Pedro era un hombre hecho a sí mismo, pero conocía las reglas de protocolo y sabía que ambos debían hablar con el comensal que tenían al otro lado.
-Pero aún me debe un baile -le recordó antes de que ella tuviera tiempo de volverse hacia el invitado de su derecha.
-¿Un baile?
-Como el mayor benefactor de esta gala, tengo derecho a bailar una vez con la Princesa.
-Puede que me retire después de cenar -replicó ella, enojada.
-Ni siquiera su alteza se atrevería a tal desaire.
Era cierto, pensó Paula, furiosa. Y seguía teniendo la impresión de que aquel hombre quería algo de ella.
-Muy bien. Le concedo un baile entonces.
Él asintió con la cabeza y Paula se volvió hacia el comensal de la derecha, suspirando. Esperaba que hablar con él fuera más fácil que hacerlo con aquel extranjero tan grosero. Aunque intentaba prestarle atención, no podía dejar de mirar a Pedro por el rabillo del ojo. Mientras el hombre hablaba sobre plantaciones de café, ella movía la comida en su plato, sin probar bocado.
-Creo recordar que es usted un gran conocedor de las plantas tropicales.
-Así es -sonrió el hombre, encantado-. Veo que está bien informada.

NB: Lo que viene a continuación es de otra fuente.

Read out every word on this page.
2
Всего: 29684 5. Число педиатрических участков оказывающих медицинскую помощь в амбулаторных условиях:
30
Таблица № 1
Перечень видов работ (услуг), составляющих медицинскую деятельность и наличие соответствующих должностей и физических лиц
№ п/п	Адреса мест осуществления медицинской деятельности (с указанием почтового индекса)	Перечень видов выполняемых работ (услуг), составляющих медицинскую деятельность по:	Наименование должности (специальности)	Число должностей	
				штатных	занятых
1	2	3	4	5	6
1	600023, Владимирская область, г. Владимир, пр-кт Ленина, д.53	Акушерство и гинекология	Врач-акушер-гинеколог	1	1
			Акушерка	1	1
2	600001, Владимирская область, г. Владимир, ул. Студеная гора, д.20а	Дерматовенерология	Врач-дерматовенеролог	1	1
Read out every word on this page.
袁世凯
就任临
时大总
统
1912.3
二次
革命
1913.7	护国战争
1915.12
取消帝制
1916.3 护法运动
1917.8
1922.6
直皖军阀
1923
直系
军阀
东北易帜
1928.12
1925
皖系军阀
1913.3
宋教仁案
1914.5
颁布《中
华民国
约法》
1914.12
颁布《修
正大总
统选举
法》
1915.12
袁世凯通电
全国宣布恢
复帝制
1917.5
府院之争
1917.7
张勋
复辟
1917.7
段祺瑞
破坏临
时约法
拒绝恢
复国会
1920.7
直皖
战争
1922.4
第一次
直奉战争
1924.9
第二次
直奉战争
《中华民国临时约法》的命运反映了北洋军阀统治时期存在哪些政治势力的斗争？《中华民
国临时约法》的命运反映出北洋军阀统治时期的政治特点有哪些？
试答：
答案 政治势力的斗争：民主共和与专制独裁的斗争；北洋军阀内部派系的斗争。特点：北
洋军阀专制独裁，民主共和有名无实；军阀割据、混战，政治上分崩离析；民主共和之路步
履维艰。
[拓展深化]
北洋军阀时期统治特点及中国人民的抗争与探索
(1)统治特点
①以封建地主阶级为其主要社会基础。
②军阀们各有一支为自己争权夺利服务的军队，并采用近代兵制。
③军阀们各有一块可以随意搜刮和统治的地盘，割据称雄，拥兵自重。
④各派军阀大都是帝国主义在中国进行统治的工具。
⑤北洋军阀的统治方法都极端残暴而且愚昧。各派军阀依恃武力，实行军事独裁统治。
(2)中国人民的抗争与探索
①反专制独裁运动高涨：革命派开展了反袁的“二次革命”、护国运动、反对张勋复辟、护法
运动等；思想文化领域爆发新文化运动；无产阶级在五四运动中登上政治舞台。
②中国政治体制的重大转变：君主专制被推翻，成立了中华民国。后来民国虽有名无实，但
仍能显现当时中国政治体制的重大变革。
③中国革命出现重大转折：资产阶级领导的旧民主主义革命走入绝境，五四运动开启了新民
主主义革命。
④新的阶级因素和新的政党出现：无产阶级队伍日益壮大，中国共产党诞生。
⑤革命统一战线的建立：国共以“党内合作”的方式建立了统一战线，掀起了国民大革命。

Más bien tenía una secretaria muy eficiente, pensó Paula. Mientras el hombre hablaba, ella seguía mirando de soslayo a Pedro Alfonso, que estaba hablando con la rubia de su izquierda. Era la esposa de alguien, no recordaba quién, aunque en aquel momento estaba coqueteando descaradamente con él. La irritaba aquel hombre, no solo por que conocía su secreto, sino porque no la trataba con el respeto debido. No podía culparlo por comprar unas tierras que ella deseaba, pero la ponía furiosa su actitud ridículamente machista. Ella no necesitaba protección de nadie. Sin embargo, al mismo tiempo, la intrigaba. Posiblemente porque Pedro Alfonso no se sentía intimidado a su lado. En Estados Unidos no había realeza, pero la actitud de él no parecía debida a su falta de experiencia, sino más bien a su carácter. Al final de la cena, Paula se levantó, señalando a los invitados que debían pasar al salón de baile. Su corazón seguía latiendo con fuerza. Si Pedro Alfonso le contaba a su hermano Leandro lo que sabía, podría causarle muchos problemas.